Outsourcing-Gruppe für Print- und Scan-Dienstleister

Samstag 20. Juli 2013 - Der WKM will alle Unternehmen, die Print- und Scan-Dienstleistung im Outsourcing für Kunden betreiben oder dies planen, an einen Tisch bringen.

Eingeladen sind Dienstleistungs-Unternehmer im und außerhalb des WKM, die eine Hausdruckerei, eine Reprostelle oder eine Digitaldruck- bzw.
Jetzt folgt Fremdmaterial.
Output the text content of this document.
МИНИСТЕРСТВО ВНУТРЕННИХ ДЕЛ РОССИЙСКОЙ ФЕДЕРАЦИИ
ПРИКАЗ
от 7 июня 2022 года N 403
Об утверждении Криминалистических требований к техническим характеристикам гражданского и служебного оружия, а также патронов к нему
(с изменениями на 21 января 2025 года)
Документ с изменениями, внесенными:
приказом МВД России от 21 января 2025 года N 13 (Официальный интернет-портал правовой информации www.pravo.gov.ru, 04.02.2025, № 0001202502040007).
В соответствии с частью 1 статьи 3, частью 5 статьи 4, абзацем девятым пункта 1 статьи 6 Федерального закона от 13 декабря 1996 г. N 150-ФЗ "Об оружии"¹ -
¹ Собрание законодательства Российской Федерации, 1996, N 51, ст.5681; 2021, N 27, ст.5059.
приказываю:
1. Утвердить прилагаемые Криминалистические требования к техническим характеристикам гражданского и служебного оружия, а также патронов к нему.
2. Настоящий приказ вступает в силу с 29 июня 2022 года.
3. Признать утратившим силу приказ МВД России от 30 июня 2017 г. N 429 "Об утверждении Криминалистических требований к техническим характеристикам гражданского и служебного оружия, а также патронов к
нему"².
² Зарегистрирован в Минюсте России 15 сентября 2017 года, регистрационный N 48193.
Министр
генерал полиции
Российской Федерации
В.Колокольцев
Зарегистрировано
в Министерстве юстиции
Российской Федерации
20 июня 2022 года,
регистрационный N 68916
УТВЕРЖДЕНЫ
Scanabteilung beim Kunden übernommen haben und diese jetzt selbst betreiben. „Da gibt es spezifische Probleme und Themen, die einen effizienten Erfahrungsaustausch unter Kollegen sinnvoll machen“, so WKM-Geschäftsführer Achim Carius. Der Wirtschaftsverband garantiert absolute Vertraulichkeit. Es werden die konkreten Outsourcing-Standorte und die Kunden, sofern gewünscht, nicht bekannt gegeben. „Auch ohne ein konkretes Outing von einzelnen Projekten, ist der Erfahrungsaustausch äußerst nützlich“, so der Verband. Themen, wie arbeitsrechtliche Besonderheiten bei der Übernahme im Outsourcing oder Kostensteigerung während längerer Vertragsdauer, sind wiederkehrende Spezialprobleme, die nicht jeder alleine für sich lösen muss.
 
Hardware-Hersteller aus dem Printing-Umfeld betätigen sich mit wachsendem Erfolg als Dienstleister im Outsourcinggeschäft, ohne dass Einzelheiten hierzu offiziell bekannt gegeben werden. Die Print- und Scan-Dienstleister im WKM sehen die Aktivitäten ihrer Lieferanten durchaus als lästigen Wettbewerb. Auch vor diesem Hintergrund ist ein Interessen-Zusammenschluss der herstellerunabhängigen Outsourcing-Unternehmer dringend notwendig.
 
Der Wirtschaftsverband Kopie & Medientechnik e.V. mit Sitz in Frankfurt am Main vertritt über 200 gewerbliche Print- und Scan-Dienstleister in Deutschland und Österreich, die an nahezu 400 betrieblichen Standorten arbeiten. Diese sind überwiegend inhabergeführte Familienbetriebe. Die zehn wichtigsten Lieferanten wirken als Industriemitglieder im Verband mit.